The second season of Aziz Ansari‘s Netflix series Master of None is a revelation of masculine vulnerability. Ansari’s character Dev may be heartbroken and lonely, but he doesn’t need to conquer other women to feel better about himself. Instead, he seeks connection with someone he can call his equal. Dev’s friendship with a character named Arnold is an exploration of male affection; they tend to each other’s feelings without a second thought. 

Examples like these, contrasted with daily exercises in toxic masculinity from Trump and his enablers, hint at a culture wrestling with its own identity. 

“It’s not our dad’s manhood anymore,” says Gary Barker, president and CEO of Promundo, a nonprofit organization that engages men and boys in gender equality. “There’s a lot more acceptance … but the other side of that, that tough guy manhood, that is frighteningly alive as well.”  
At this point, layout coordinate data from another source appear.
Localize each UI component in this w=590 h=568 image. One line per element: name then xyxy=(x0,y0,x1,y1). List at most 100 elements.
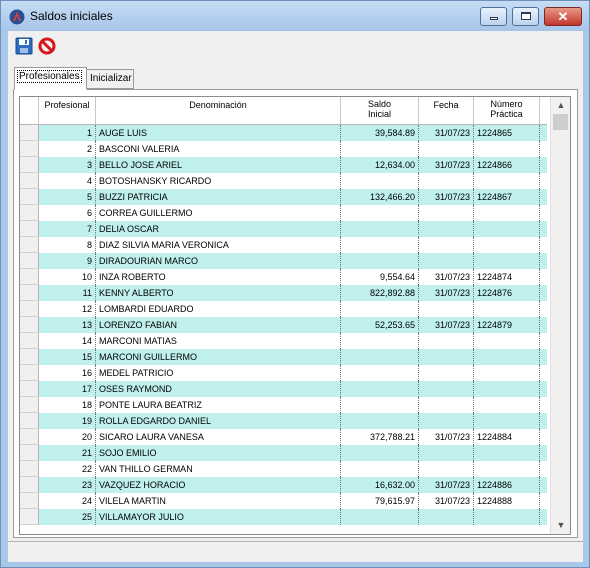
row-selector[interactable] xyxy=(20,477,39,493)
cell-fecha[interactable] xyxy=(419,141,474,157)
row-selector[interactable] xyxy=(20,141,39,157)
cell-profesional[interactable]: 13 xyxy=(39,317,96,333)
cell-profesional[interactable]: 12 xyxy=(39,301,96,317)
cell-numero-practica[interactable] xyxy=(474,413,540,429)
cell-profesional[interactable]: 19 xyxy=(39,413,96,429)
row-selector[interactable] xyxy=(20,429,39,445)
row-selector[interactable] xyxy=(20,317,39,333)
vertical-scrollbar[interactable]: ▲ ▼ xyxy=(550,97,570,534)
cell-fecha[interactable] xyxy=(419,301,474,317)
save-icon[interactable] xyxy=(15,37,33,55)
cell-profesional[interactable]: 14 xyxy=(39,333,96,349)
header-numero-practica[interactable]: Número Práctica xyxy=(474,97,540,125)
cell-fecha[interactable]: 31/07/23 xyxy=(419,317,474,333)
row-selector[interactable] xyxy=(20,125,39,141)
table-row[interactable]: 17 OSES RAYMOND xyxy=(20,381,547,397)
cell-profesional[interactable]: 1 xyxy=(39,125,96,141)
cell-profesional[interactable]: 10 xyxy=(39,269,96,285)
cell-saldo-inicial[interactable] xyxy=(341,445,419,461)
cell-fecha[interactable]: 31/07/23 xyxy=(419,493,474,509)
cell-saldo-inicial[interactable] xyxy=(341,205,419,221)
chevron-up-icon[interactable]: ▲ xyxy=(551,97,570,114)
cell-saldo-inicial[interactable] xyxy=(341,333,419,349)
row-selector[interactable] xyxy=(20,253,39,269)
cell-saldo-inicial[interactable]: 16,632.00 xyxy=(341,477,419,493)
row-selector[interactable] xyxy=(20,301,39,317)
cell-fecha[interactable] xyxy=(419,397,474,413)
table-row[interactable]: 19 ROLLA EDGARDO DANIEL xyxy=(20,413,547,429)
cell-numero-practica[interactable] xyxy=(474,381,540,397)
cell-numero-practica[interactable]: 1224866 xyxy=(474,157,540,173)
cell-numero-practica[interactable]: 1224865 xyxy=(474,125,540,141)
cell-denominacion[interactable]: INZA ROBERTO xyxy=(96,269,341,285)
cell-fecha[interactable] xyxy=(419,509,474,525)
cell-numero-practica[interactable] xyxy=(474,461,540,477)
cell-denominacion[interactable]: DIAZ SILVIA MARIA VERONICA xyxy=(96,237,341,253)
header-saldo-inicial[interactable]: Saldo Inicial xyxy=(341,97,419,125)
table-row[interactable]: 10 INZA ROBERTO 9,554.64 31/07/23 1224874 xyxy=(20,269,547,285)
scrollbar-thumb[interactable] xyxy=(553,114,568,130)
cell-saldo-inicial[interactable] xyxy=(341,253,419,269)
cell-saldo-inicial[interactable] xyxy=(341,237,419,253)
table-row[interactable]: 20 SICARO LAURA VANESA 372,788.21 31/07/23 1… xyxy=(20,429,547,445)
cell-saldo-inicial[interactable] xyxy=(341,381,419,397)
table-row[interactable]: 23 VAZQUEZ HORACIO 16,632.00 31/07/23 122488… xyxy=(20,477,547,493)
header-fecha[interactable]: Fecha xyxy=(419,97,474,125)
cell-denominacion[interactable]: BUZZI PATRICIA xyxy=(96,189,341,205)
cell-saldo-inicial[interactable]: 39,584.89 xyxy=(341,125,419,141)
cell-denominacion[interactable]: MEDEL PATRICIO xyxy=(96,365,341,381)
cell-profesional[interactable]: 20 xyxy=(39,429,96,445)
cell-fecha[interactable]: 31/07/23 xyxy=(419,157,474,173)
cell-denominacion[interactable]: VILLAMAYOR JULIO xyxy=(96,509,341,525)
row-selector[interactable] xyxy=(20,189,39,205)
cell-profesional[interactable]: 15 xyxy=(39,349,96,365)
table-row[interactable]: 4 BOTOSHANSKY RICARDO xyxy=(20,173,547,189)
row-selector[interactable] xyxy=(20,221,39,237)
cell-profesional[interactable]: 2 xyxy=(39,141,96,157)
row-selector[interactable] xyxy=(20,349,39,365)
cell-numero-practica[interactable]: 1224876 xyxy=(474,285,540,301)
row-selector[interactable] xyxy=(20,461,39,477)
cell-profesional[interactable]: 9 xyxy=(39,253,96,269)
table-row[interactable]: 7 DELIA OSCAR xyxy=(20,221,547,237)
row-selector[interactable] xyxy=(20,333,39,349)
cell-profesional[interactable]: 25 xyxy=(39,509,96,525)
cell-saldo-inicial[interactable] xyxy=(341,141,419,157)
table-row[interactable]: 16 MEDEL PATRICIO xyxy=(20,365,547,381)
cell-fecha[interactable]: 31/07/23 xyxy=(419,189,474,205)
table-row[interactable]: 1 AUGE LUIS 39,584.89 31/07/23 1224865 xyxy=(20,125,547,141)
cell-fecha[interactable]: 31/07/23 xyxy=(419,477,474,493)
cell-fecha[interactable] xyxy=(419,365,474,381)
cell-profesional[interactable]: 8 xyxy=(39,237,96,253)
tab-inicializar[interactable]: Inicializar xyxy=(86,69,134,89)
cell-fecha[interactable] xyxy=(419,237,474,253)
cell-numero-practica[interactable]: 1224867 xyxy=(474,189,540,205)
cell-denominacion[interactable]: AUGE LUIS xyxy=(96,125,341,141)
cell-profesional[interactable]: 17 xyxy=(39,381,96,397)
maximize-button[interactable] xyxy=(512,7,539,26)
cell-saldo-inicial[interactable] xyxy=(341,397,419,413)
cell-saldo-inicial[interactable]: 12,634.00 xyxy=(341,157,419,173)
cell-denominacion[interactable]: SOJO EMILIO xyxy=(96,445,341,461)
cell-profesional[interactable]: 18 xyxy=(39,397,96,413)
cell-saldo-inicial[interactable] xyxy=(341,461,419,477)
cell-profesional[interactable]: 23 xyxy=(39,477,96,493)
close-button[interactable]: ✕ xyxy=(544,7,582,26)
cell-numero-practica[interactable] xyxy=(474,301,540,317)
cell-fecha[interactable] xyxy=(419,461,474,477)
cell-denominacion[interactable]: CORREA GUILLERMO xyxy=(96,205,341,221)
table-row[interactable]: 22 VAN THILLO GERMAN xyxy=(20,461,547,477)
cell-profesional[interactable]: 3 xyxy=(39,157,96,173)
table-row[interactable]: 6 CORREA GUILLERMO xyxy=(20,205,547,221)
table-row[interactable]: 9 DIRADOURIAN MARCO xyxy=(20,253,547,269)
cell-numero-practica[interactable]: 1224886 xyxy=(474,477,540,493)
cell-saldo-inicial[interactable]: 52,253.65 xyxy=(341,317,419,333)
cell-profesional[interactable]: 21 xyxy=(39,445,96,461)
row-selector[interactable] xyxy=(20,157,39,173)
table-row[interactable]: 24 VILELA MARTIN 79,615.97 31/07/23 1224888 xyxy=(20,493,547,509)
cell-saldo-inicial[interactable] xyxy=(341,349,419,365)
cell-saldo-inicial[interactable] xyxy=(341,221,419,237)
cell-profesional[interactable]: 5 xyxy=(39,189,96,205)
cell-numero-practica[interactable] xyxy=(474,445,540,461)
cell-numero-practica[interactable] xyxy=(474,509,540,525)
That split is clear in research recently published by Promundo and Axe. Roughly a quarter of male American survey respondents said men shouldn’t have to do household chores and should, if necessary, use violence to get respect. Those ratios are still too high, but feel less apocalyptic than the percentage of American men who believed, for example, that guys should be breadwinners and should know where his wife or girlfriend is at all times (44 and 46 percent, respectively).  

Barker and Strubel know a lot of hard work remains to shift the way men think about their masculinity, and that’s why they’re continuing to track their evolving views through research. But Barker is optimistic about Axe’s unexpected contribution to these efforts. As just one front in the sprawling fight to break down toxic masculinity, an advertising campaign that has the potential to reach millions isn’t a small thing. 

Plus, Barker believes the fact that Axe sought redemption for its past sins is actually a selling point.